There are a few lines that stood out enough that I was able to remember them even while driving. Both took place early in the book, while Esperanza and her mother are fleeing. First is the comment that Spanish blood meant you didn’t starve. My mother was born and raised in Mexico as a missionary kid, and she used to tell me that there are definite castes in Latin America. Those descended from the Spaniards are essentially white, while those descended from the Native Americans are at best “mestizo,” mixed, and of a lower caste. Racism and Colonialism have left a poisonous residue around the globe…
On a related note is the second line. Esperanza is still struggling to view the lower classes as fully human - she finds them dirty and uncouth - but she sees that an impoverished fellow traveler is generous to the beggars and disabled. She recalls a saying which she hated - and which Miguel points out the non-rich consider truth: “The rich only look after themselves. The poor look after everyone.” (I am paraphrasing - I couldn’t write and drive…) And this is really pretty true, in my experience growing up in a working class neighborhood. One might even say that this is a stereotypical “fault” of the poor - they tend to spread the wealth around. (Think, as one example, of the NBA stars’ tendency to buy stuff for people back in the old neighborhood. This isn’t a way to keep wealth - but it is generous. Are we really sure the one way is the better one?)

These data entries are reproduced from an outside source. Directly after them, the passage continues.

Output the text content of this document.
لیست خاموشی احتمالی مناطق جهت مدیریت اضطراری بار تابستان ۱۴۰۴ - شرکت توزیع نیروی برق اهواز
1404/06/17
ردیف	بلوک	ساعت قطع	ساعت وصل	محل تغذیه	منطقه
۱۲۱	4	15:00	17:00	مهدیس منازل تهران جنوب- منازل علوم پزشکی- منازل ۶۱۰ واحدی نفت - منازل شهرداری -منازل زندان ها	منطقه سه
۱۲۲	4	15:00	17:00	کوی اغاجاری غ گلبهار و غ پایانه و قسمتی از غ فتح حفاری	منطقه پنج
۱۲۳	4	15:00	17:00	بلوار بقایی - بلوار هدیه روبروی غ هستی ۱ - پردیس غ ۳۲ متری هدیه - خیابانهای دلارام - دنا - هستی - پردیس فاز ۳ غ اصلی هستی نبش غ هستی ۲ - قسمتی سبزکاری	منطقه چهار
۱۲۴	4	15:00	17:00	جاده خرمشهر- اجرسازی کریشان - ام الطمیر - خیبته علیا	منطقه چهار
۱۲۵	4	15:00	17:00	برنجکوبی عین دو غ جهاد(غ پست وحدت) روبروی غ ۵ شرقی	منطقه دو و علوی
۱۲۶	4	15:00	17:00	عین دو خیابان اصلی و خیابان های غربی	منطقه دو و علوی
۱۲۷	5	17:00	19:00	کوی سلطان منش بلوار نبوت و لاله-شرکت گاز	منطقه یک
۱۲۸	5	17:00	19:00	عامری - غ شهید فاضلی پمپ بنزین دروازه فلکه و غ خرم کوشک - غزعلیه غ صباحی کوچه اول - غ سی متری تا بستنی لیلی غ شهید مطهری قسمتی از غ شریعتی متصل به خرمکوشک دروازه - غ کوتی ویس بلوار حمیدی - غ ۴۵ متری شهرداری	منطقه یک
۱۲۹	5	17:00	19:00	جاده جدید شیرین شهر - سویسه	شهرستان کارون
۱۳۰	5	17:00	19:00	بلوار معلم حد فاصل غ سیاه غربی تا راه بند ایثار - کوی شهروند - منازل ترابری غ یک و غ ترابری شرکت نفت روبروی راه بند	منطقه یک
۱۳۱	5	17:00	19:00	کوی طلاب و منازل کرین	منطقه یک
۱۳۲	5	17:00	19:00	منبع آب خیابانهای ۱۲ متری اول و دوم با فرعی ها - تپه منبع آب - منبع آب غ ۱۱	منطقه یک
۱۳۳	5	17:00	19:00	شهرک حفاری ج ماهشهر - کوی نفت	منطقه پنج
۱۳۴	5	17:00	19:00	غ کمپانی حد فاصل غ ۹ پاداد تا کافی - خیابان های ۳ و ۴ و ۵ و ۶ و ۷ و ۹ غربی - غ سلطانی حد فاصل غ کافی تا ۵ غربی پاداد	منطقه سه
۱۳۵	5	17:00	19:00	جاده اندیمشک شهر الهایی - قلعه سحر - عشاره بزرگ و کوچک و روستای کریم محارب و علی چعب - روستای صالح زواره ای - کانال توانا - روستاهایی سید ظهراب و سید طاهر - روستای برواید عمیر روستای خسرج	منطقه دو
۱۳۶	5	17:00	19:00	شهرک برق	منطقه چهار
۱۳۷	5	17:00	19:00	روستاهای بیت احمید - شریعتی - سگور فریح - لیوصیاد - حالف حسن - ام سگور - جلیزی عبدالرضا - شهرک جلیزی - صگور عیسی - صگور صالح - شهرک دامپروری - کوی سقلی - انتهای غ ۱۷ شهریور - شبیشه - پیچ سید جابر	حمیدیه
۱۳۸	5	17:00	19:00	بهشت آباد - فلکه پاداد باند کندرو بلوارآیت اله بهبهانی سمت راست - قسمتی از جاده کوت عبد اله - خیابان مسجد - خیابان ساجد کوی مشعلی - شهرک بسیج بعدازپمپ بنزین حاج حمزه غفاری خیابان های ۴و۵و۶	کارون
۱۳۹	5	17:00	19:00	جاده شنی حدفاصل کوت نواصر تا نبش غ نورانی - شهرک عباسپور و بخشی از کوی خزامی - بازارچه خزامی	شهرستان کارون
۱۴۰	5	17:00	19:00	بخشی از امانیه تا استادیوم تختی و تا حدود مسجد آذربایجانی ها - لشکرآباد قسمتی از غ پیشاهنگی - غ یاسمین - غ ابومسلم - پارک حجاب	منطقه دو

As a final point, I want to return to the issue of the Okies. When the dust bowl sent thousands of destitute migrants from the Great Plains to California, it wasn’t as if there were no workers here already. Rather, the field work had been done mostly by other immigrants: from Mexico, the Philippines, China, and other places. But when the Okies came, there was a strong push to eliminate the non-White workers. Then, as now, there were two key facets that drove this. First, the employers needed to keep the different groups fighting each other, so that they wouldn’t band together and demand higher wages and better conditions. In this last election, make no mistake, the point wasn’t that anything will get better for the white working class. (See, for example, the real life effects of the GOP health care disaster plan, which would have harmed Trump voters.) The point was that by directing the ire of working class whites against the brown skinned workers, those who have really gained over the last several decades as a result of depressed wages didn’t have to worry about unions or wage laws cutting into profits. (I’m a conservative-leaning person, and even I can see how transparent this tactic is.) By the way, this tactic has been used whenever there has been an event which led to unrest in the working class. Blame the blacks, the Mexicans, the Chinese, whatever.
The second point is related: there is an assumption whenever economic conditions lead to unemployment that non-whites should have to give way to whites. The utter lack of empathy for the disruption caused is just astounding to me. I wasn’t raised that way - we understood that all humans have worth - not just the white ones - and it was morally appalling to evict workers from their jobs so that others could have them.
This book was narrated by Trini Alvarado, who did a fine job of capturing the character of Esperanza.
I highly recommend this book, particularly as an antidote to the casual racism and xenophobia sweeping certain groups within our nation. Amid all the dehumanization, casually painting immigrants as “criminals,” “rapists,” and “drug dealers,” it is important to put a human face on, well, human beings. Whether they flee the violence of the drug wars, the grinding of poverty, or just seek a better life for their children, today’s immigrants come here for the very same reasons my ancestors - and probably yours as well - came seeking Life, Liberty and the Pursuit of Happiness. And, as the founder of my religion warned, we turn them away at our eternal peril.